The world is a well-oiled machine but it is broken and I want to do something to put it right.

I wanted to give diversity back to the place. Pollinators complete the world I have made. It won’t work without them.

Moreover, reflection on the interconnectedness of the whole in which both humans and pollinators participate can strengthen the very resolve which it occasions, as it implies that even small actions may have large consequences.

Because it’s a chain reaction, isn’t it, so I mean, we need the bees for pollinating and, you know, keep the trees going and everything. Butterflies do the pollinating as well so then it’s just a chain reaction. So if I provide a few wild flowers, keep the bees happy, they keep, you know, other plants happy, as in pollinating, they will keep other animals happy because they’re their prey, so it all… it’s a bigger picture, sort of. It might just be a little thing but it progresses into more, if that makes sense.

A lot of the time we feel powerless, passive. So if you can do a little thing you get a little bit of power […] not all doom and gloom.

Seeing things from this perspective may also highlight the fact that, sometimes, our responsibility is to do less rather than more – to leave space for wildlife, allow natural processes to take their course, find a better balance between the needs of humans and the needs of nature. For a number of participants, for example, it was reflections of this kind that underpinned a preference for a more informal style of garden, including wilder areas.

I think that's what's important, is to be able to have some kind of equilibrium [in a garden]. Between the wildlife and the plants growing and the people that have to be in it.

It's quite nice just to let it go and let nature take its course, I guess, because, you know, humans have taken vast amounts from nature.

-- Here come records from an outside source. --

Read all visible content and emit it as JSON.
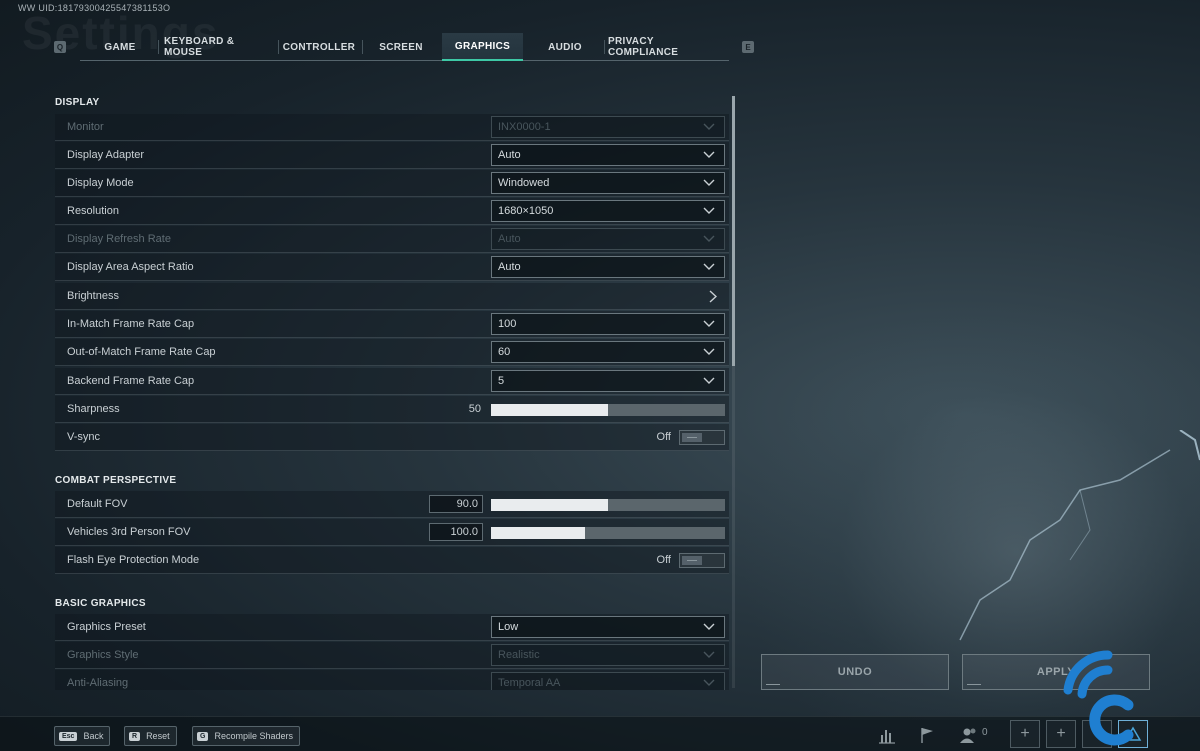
{
  "uid_text": "WW UID:18179300425547381153O",
  "background_title": "Settings",
  "tabs": {
    "left_key": "Q",
    "right_key": "E",
    "items": [
      {
        "label": "GAME"
      },
      {
        "label": "KEYBOARD & MOUSE"
      },
      {
        "label": "CONTROLLER"
      },
      {
        "label": "SCREEN"
      },
      {
        "label": "GRAPHICS",
        "active": true
      },
      {
        "label": "AUDIO"
      },
      {
        "label": "PRIVACY COMPLIANCE"
      }
    ]
  },
  "sections": {
    "display": {
      "title": "DISPLAY",
      "monitor": {
        "label": "Monitor",
        "value": "INX0000-1",
        "disabled": true
      },
      "display_adapter": {
        "label": "Display Adapter",
        "value": "Auto"
      },
      "display_mode": {
        "label": "Display Mode",
        "value": "Windowed"
      },
      "resolution": {
        "label": "Resolution",
        "value": "1680×1050"
      },
      "refresh_rate": {
        "label": "Display Refresh Rate",
        "value": "Auto",
        "disabled": true
      },
      "aspect_ratio": {
        "label": "Display Area Aspect Ratio",
        "value": "Auto"
      },
      "brightness": {
        "label": "Brightness"
      },
      "in_match_cap": {
        "label": "In-Match Frame Rate Cap",
        "value": "100"
      },
      "out_match_cap": {
        "label": "Out-of-Match Frame Rate Cap",
        "value": "60"
      },
      "backend_cap": {
        "label": "Backend Frame Rate Cap",
        "value": "5"
      },
      "sharpness": {
        "label": "Sharpness",
        "value": "50",
        "fill": 0.5
      },
      "vsync": {
        "label": "V-sync",
        "value": "Off"
      }
    },
    "combat": {
      "title": "COMBAT PERSPECTIVE",
      "default_fov": {
        "label": "Default FOV",
        "value": "90.0",
        "fill": 0.5
      },
      "vehicle_fov": {
        "label": "Vehicles 3rd Person FOV",
        "value": "100.0",
        "fill": 0.4
      },
      "flash_eye": {
        "label": "Flash Eye Protection Mode",
        "value": "Off"
      }
    },
    "basic": {
      "title": "BASIC GRAPHICS",
      "preset": {
        "label": "Graphics Preset",
        "value": "Low"
      },
      "style": {
        "label": "Graphics Style",
        "value": "Realistic",
        "disabled": true
      },
      "aa": {
        "label": "Anti-Aliasing",
        "value": "Temporal AA",
        "disabled": true
      }
    }
  },
  "actions": {
    "undo": "UNDO",
    "apply": "APPLY"
  },
  "bottom_hints": [
    {
      "key": "Esc",
      "label": "Back"
    },
    {
      "key": "R",
      "label": "Reset"
    },
    {
      "key": "G",
      "label": "Recompile Shaders"
    }
  ],
  "friends_count": "0",
  "icons": {
    "stats": "bar-chart-icon",
    "flag": "flag-icon",
    "friends": "friends-icon",
    "add": "plus-icon",
    "warning": "triangle-icon"
  },
  "colors": {
    "accent": "#3ec8a6",
    "watermark": "#1f7fd1"
  }
}
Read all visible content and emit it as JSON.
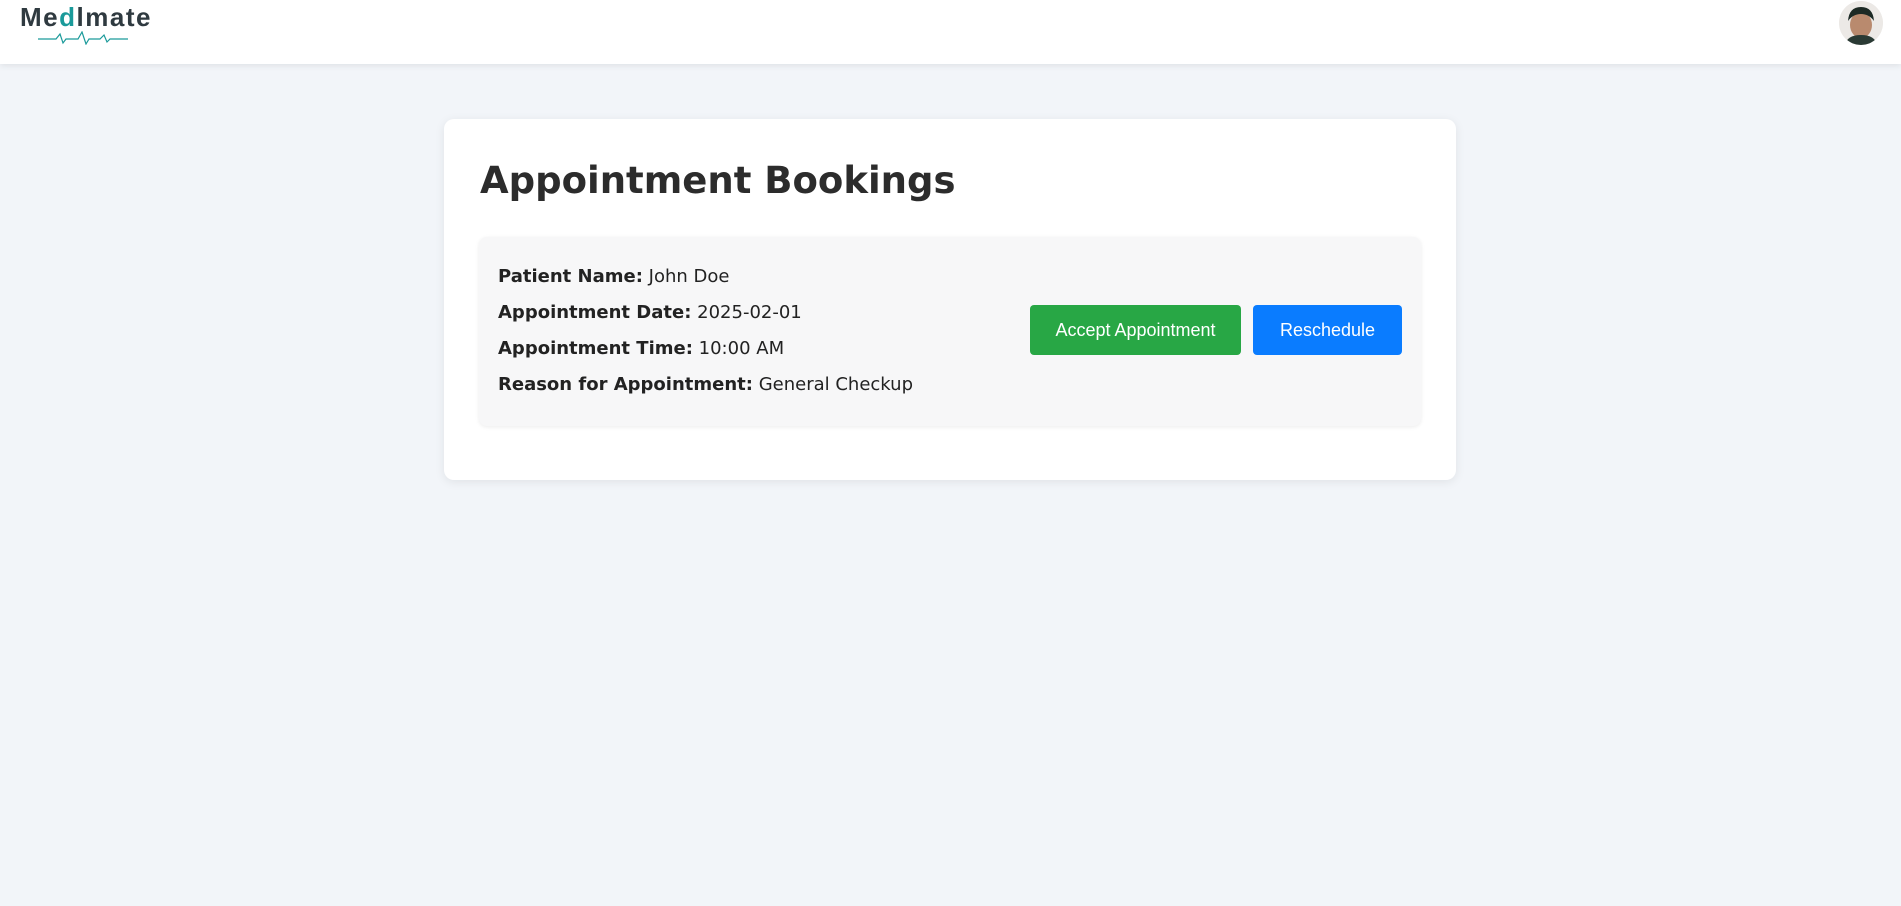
{
  "header": {
    "logo": {
      "prefix": "Me",
      "accent": "d",
      "suffix": "lmate"
    },
    "colors": {
      "logo_text": "#2f3a40",
      "logo_accent": "#1a9a9a"
    }
  },
  "page": {
    "title": "Appointment Bookings"
  },
  "bookings": [
    {
      "patient_name": {
        "label": "Patient Name:",
        "value": "John Doe"
      },
      "date": {
        "label": "Appointment Date:",
        "value": "2025-02-01"
      },
      "time": {
        "label": "Appointment Time:",
        "value": "10:00 AM"
      },
      "reason": {
        "label": "Reason for Appointment:",
        "value": "General Checkup"
      },
      "accept_label": "Accept Appointment",
      "reschedule_label": "Reschedule"
    }
  ],
  "colors": {
    "background": "#f2f5f9",
    "accept": "#28a745",
    "reschedule": "#0a7cff"
  }
}
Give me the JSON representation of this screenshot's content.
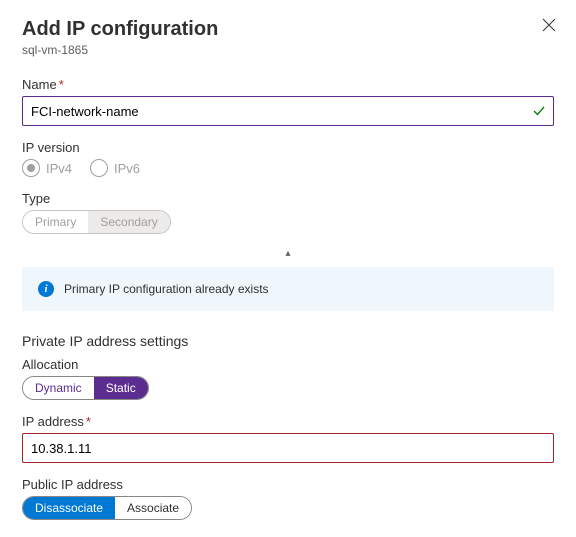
{
  "header": {
    "title": "Add IP configuration",
    "subtitle": "sql-vm-1865"
  },
  "name": {
    "label": "Name",
    "value": "FCI-network-name",
    "required": true,
    "valid": true
  },
  "ipVersion": {
    "label": "IP version",
    "options": {
      "ipv4": "IPv4",
      "ipv6": "IPv6"
    }
  },
  "type": {
    "label": "Type",
    "options": {
      "primary": "Primary",
      "secondary": "Secondary"
    }
  },
  "banner": {
    "text": "Primary IP configuration already exists"
  },
  "privateSection": {
    "heading": "Private IP address settings",
    "allocation": {
      "label": "Allocation",
      "options": {
        "dynamic": "Dynamic",
        "static": "Static"
      }
    },
    "ipAddress": {
      "label": "IP address",
      "value": "10.38.1.11",
      "required": true
    }
  },
  "publicIp": {
    "label": "Public IP address",
    "options": {
      "disassociate": "Disassociate",
      "associate": "Associate"
    }
  }
}
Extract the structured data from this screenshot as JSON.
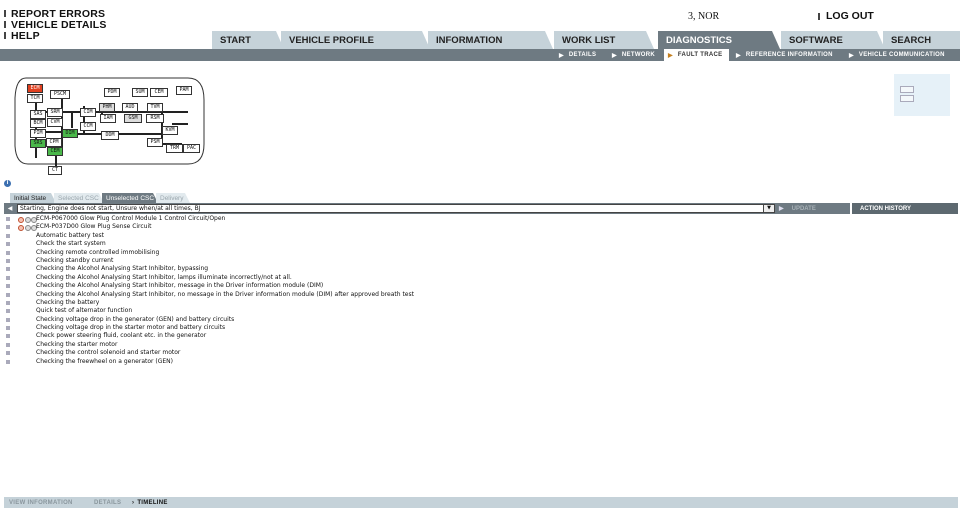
{
  "top_links": [
    "REPORT ERRORS",
    "VEHICLE DETAILS",
    "HELP"
  ],
  "user": "3, NOR",
  "logout": "LOG OUT",
  "tabs": [
    "START",
    "VEHICLE PROFILE",
    "INFORMATION",
    "WORK LIST",
    "DIAGNOSTICS",
    "SOFTWARE",
    "SEARCH"
  ],
  "subtabs": [
    "DETAILS",
    "NETWORK",
    "FAULT TRACE",
    "REFERENCE INFORMATION",
    "VEHICLE COMMUNICATION"
  ],
  "diagram_nodes": [
    "ECM",
    "TCM",
    "PSCM",
    "PDM",
    "SUM",
    "CEM",
    "PAM",
    "SAS",
    "SRM",
    "CIM",
    "PHM",
    "AUD",
    "TVM",
    "BCM",
    "CVM",
    "IAM",
    "GSM",
    "RSM",
    "CCM",
    "PIM",
    "DIM",
    "DDM",
    "KVM",
    "SRS",
    "CPM",
    "PSM",
    "CEM",
    "TRM",
    "PAC",
    "CT"
  ],
  "state_tabs": [
    "Initial State",
    "Selected CSC",
    "Unselected CSC",
    "Delivery"
  ],
  "combo_value": "Starting, Engine does not start, Unsure when/at all times, BJ",
  "update_label": "UPDATE",
  "action_history_label": "ACTION HISTORY",
  "items": [
    "ECM-P067000 Glow Plug Control Module 1 Control Circuit/Open",
    "ECM-P037D00 Glow Plug Sense Circuit",
    "Automatic battery test",
    "Check the start system",
    "Checking remote controlled immobilising",
    "Checking standby current",
    "Checking the Alcohol Analysing Start Inhibitor, bypassing",
    "Checking the Alcohol Analysing Start Inhibitor, lamps illuminate incorrectly/not at all.",
    "Checking the Alcohol Analysing Start Inhibitor, message in the Driver information module (DIM)",
    "Checking the Alcohol Analysing Start Inhibitor, no message in the Driver information module (DIM) after approved breath test",
    "Checking the battery",
    "Quick test of alternator function",
    "Checking voltage drop in the generator (GEN) and battery circuits",
    "Checking voltage drop in the starter motor and battery circuits",
    "Check power steering fluid, coolant etc. in the generator",
    "Checking the starter motor",
    "Checking the control solenoid and starter motor",
    "Checking the freewheel on a generator (GEN)"
  ],
  "bottom_items": [
    "VIEW INFORMATION",
    "DETAILS",
    "TIMELINE"
  ],
  "colors": {
    "accent": "#6e7a82",
    "tab_bg": "#c5d2d9",
    "fault_red": "#e04020",
    "ok_green": "#4ab84a"
  }
}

[Talking about a very formal garden] It feels wrong somehow, because, you know, like, you think of nature being quite, sort of, free and organic, and to, kind of, rein it in like that doesn’t feel quite right.

It is easy to see a fashion for wilder planting as an indication of changing aesthetic preferences. In fact, however, as some of our participants made clear, there is a strong ethical dimension at play here, an expression of a resolve to play a more responsible role as part of nature.

Would you think it's attractive? I don’t know if people do it because it's attractive necessarily. […] I don’t know that they’d see that kind of, you know, overgrown compost heap, essentially, as attractive, but they would see it as important. […] I think it's important for, you know, the diversity of the wildlife, you know.

I think it’s partly aesthetic, but it’s also… it’s, kind of, almost an ethical thing, as well, I think. It’s this idea that, you know, maybe man doesn’t have to restrict… you know, it makes me feel a little bit uneasy the way that, sort of, like, you know, that you would… you would actually, you know, corrupt nature into some kind of geometric shape, you know, when it’s not really supposed to be like that. So I suppose, yes, I mean, it’s a little bit more than just aesthetic, you know, it’s quite a… it’s quite an ethical thing as well, I think.